Post a Comment
the important point is this:
"when the engineers noticed something was wrong"
as the stack from software to hardware becomes bigger and bigger one starts to wonder what kind of flaws may hide in there somewhere that can lead to calculations coming out wrong.
the only real way of telling is by taking the same input numbers and do the math manualy. but as the calculations become bigger and the timeframes become smaller we may well risk a flaw going unnoticed until it kills someone...
can we realy trust our new electronic overlords?
Edited 2005-11-10 19:40
i believe many of these big errors and in some cases, tragedies, could have been avoided with good unit testing. especially things like "The error is in the code that converts a 64-bit floating-point number to a 16-bit signed integer.
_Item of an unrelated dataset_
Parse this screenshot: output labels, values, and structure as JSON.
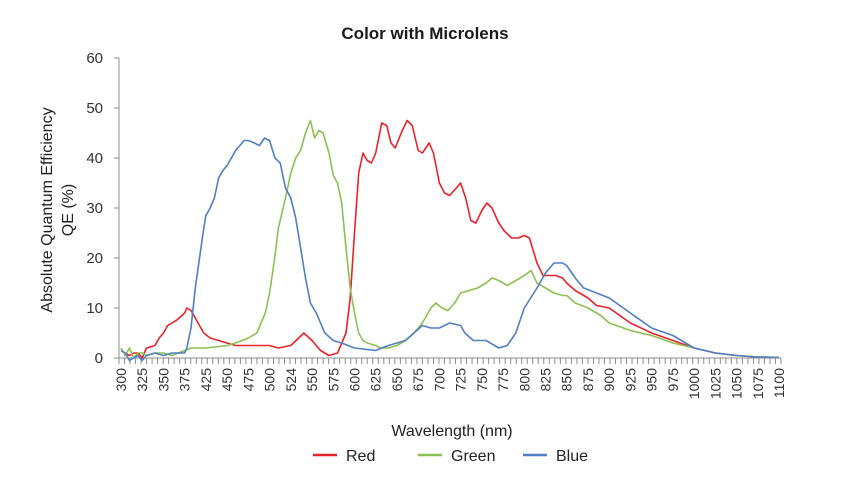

The faster engines cause the 64-bit numbers to be larger in the Ariane 5 than in the Ariane 4, triggering an overflow condition that results in the flight computer crashing."
"What engineers didn't know was that both the 20 and the 25 were built upon an operating system that had been kludged together by a programmer with no formal training. Because of a subtle bug called a "race condition," a quick-fingered typist could accidentally configure the Therac-25 so the electron beam would fire in high-power mode but with the metal X-ray target out of position. At least five patients die; others are seriously injured." As for this one i'm not so sure about, since it deals with interactivity, even good tests could have missed. perhaps this a good case for auditing. someone should have been auditing and maintaining the OS code.
alot of these bugs were long ago, i don't know the history of software testing principles, but theres really no excuse at this point. every class down to simple calculators in mission critical systems like radiation control should have an accompanying unit test. furthermore they should be tested by trained dedicated software testers, not just the developers/programmers that wrote the software.